Every time someone denigrates the contents of the Waki report, a Kenyan somewhere weeps and prays for strength to face the next day without a loved one.

It must be understood that the deepest and most painful scars suffered by the vast majority of Kenyans as a result of the violence were not physical.

Most people underwent some degree of psychological anguish, and indeed the bitter fruits of that experience are only just beginning to be felt.

Many Kenyans are seeking help in health facilities for problems to do with sleep, forgetfulness, poor concentration, nightmares and being easily startled.

These symptoms are often accompanied by chronic bodily aches and pains that are difficult to treat with pills. These are actually some of the symptoms of the psychological effects of traumatic experiences many were exposed to earlier this year.

Long after physical wounds have healed, many Kenyans will continue suffering mental anguish, and it will be difficult to mobilise them politically towards any national goal.

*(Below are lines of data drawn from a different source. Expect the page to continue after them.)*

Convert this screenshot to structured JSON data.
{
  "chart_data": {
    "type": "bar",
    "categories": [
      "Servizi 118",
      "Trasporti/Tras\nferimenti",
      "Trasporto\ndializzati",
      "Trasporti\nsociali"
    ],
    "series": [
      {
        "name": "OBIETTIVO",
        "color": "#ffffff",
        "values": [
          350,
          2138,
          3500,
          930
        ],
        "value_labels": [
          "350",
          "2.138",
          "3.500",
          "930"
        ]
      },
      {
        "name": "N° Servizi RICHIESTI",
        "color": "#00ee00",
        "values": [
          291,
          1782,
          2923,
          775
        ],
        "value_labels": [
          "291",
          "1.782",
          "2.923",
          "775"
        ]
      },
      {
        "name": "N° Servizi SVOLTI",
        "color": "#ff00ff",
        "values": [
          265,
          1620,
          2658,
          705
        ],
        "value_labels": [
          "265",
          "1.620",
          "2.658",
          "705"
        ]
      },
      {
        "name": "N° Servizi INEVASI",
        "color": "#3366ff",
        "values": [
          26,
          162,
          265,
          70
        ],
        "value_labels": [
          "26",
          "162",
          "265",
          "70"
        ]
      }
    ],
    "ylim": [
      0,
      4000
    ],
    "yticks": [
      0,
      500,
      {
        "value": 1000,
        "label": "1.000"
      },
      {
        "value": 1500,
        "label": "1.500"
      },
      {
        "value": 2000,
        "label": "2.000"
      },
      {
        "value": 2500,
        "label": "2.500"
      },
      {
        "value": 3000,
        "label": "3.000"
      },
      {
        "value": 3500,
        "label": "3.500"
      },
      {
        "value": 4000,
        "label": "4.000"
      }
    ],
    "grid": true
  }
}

Unless this psychological suffering is addressed enduringly, this country should brace itself for major challenges in its quest to achieve the Millennium Development Goals or Vision 2030.

First step

The first step in addressing this problem will have to involve some form of closure. This will be in the form of a sense that justice has been done one way or the other, and that some degree of restitution has been achieved.

Whether through a local tribunal or at the Hague, this need for a just outcome will just not be wished away, and the sooner our politicians understand this, the better for all of us.

This should be followed by a process of reconciliation, involving our coming together as a nation and re-examining our national values vis a vis the violent activities characterising our history since independence.

The Truth, Justice and Reconciliation process may not go far enough in achieving this goal. We must embark on a national project of healing that goes beyond cyclical political upheaval.

The end-product must include a national vision that is coherent and shared by all who identify themselves as Kenyan.

Political and constitutional reforms not anchored in a national morality and vision will only serve as a template for the next generation’s conflict.

The Waki report offers us the opportunity to finally exorcise the ghosts of our bloody past, and failure to do so will leave us exposed to the harsh judgment of history.

Dr Atwoli is a consultant psychiatrist and a lecturer at the Moi University School of Medicine.